Stand With HaitiDr. Paul Farmer compared Haiti in the aftermath of the Jan. 12 earthquake to a chronically ill patient who suffers an acute, life-threatening event.

“We are in unchartered territory,” Farmer said Thursday at Harvard Medical School. “A certain humility about diagnosis, prescription and prognosis is surely to be warranted.”

Haiti presents a history of the worst health status in the western hemisphere and a long history of chronic problems: crushing poverty, insufficient water and food, poor sanitation, corrupt politicians, etc. “To be credible, any analysis must be historically deep and geographically broad,” Farmer said.

The earthquake killed hundreds of thousands and leveled nearly all government buildings, the national hospital, schools and scores of homes. This devastating disaster was an “acute on chronic affliction evident at last to the world,” Farmer said.

“What then is the diagnosis?” he asked. “My Haitian colleagues insist recovery is possible. Haiti’s is not a terminal illness.”

The founder of Partners in Health, who has worked in Haiti for more than two decades and whose wife is Hatian, described harrowing stories of destruction, heartbreak, as well as uplifting stories individual heroism and giving. The question he probed Thursday regarded the role of universities and institutions, such as Harvard, in the response and recovery efforts (click here to view a video of this conference).

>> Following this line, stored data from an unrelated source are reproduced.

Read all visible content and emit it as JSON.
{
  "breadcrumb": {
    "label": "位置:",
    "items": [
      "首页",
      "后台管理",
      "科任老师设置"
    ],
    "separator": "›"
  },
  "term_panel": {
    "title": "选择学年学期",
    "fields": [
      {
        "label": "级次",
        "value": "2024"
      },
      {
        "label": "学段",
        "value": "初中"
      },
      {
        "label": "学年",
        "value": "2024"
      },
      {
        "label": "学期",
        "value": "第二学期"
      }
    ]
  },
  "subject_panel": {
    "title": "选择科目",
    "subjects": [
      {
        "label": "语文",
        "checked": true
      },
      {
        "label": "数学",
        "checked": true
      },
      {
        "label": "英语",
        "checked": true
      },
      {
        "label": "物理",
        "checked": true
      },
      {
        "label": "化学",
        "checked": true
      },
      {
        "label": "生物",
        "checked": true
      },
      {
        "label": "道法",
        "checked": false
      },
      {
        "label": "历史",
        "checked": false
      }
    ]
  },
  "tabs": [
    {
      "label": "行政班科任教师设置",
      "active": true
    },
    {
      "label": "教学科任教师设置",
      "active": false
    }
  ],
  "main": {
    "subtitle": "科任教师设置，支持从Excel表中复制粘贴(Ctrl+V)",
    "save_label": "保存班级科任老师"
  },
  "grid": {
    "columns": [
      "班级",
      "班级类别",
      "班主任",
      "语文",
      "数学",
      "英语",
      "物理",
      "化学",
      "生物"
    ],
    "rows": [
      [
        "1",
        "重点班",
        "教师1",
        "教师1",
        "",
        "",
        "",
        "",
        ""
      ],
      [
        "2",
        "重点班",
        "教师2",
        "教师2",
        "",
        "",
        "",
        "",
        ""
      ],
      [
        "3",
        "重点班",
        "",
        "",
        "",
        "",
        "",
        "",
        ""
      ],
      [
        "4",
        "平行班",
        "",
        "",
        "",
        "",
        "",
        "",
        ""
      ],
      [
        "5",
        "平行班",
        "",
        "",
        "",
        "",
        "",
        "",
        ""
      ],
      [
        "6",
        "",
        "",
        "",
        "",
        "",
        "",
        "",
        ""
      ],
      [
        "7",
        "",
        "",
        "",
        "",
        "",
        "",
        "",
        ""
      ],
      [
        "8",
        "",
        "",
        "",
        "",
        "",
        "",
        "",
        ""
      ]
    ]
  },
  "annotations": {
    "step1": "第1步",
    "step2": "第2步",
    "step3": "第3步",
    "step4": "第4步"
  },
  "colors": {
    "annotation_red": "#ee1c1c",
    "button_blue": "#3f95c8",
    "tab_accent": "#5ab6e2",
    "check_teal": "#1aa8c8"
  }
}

“The biggest problem in Haiti is that health services are not being delivered,” said the co-founder of the GHD Project. One role a research university and medical school could play in the reconstruction is to study and improve the delivery of health services with the understanding that “global health” is not a discipline but rather a collection of complex problems, he said. “To study these problems astutely and ethically, we have to study health status as health care services are or aren’t being delivered.”

The problem is not new, but now it is under the international spotlight. Questions as to why Haiti lags so far behind its neighbors and efforts to improve their lot are not new either. Thousands of NGOs work in Haiti. In the recovery stage, this could be a blessing or a curse.

Cooperative teams and systems to deliver services effectively are needed to build Haiti back better and stronger, Farmer said, adding that those decisions and plans must be made in consultation and solidarity with the Hatians.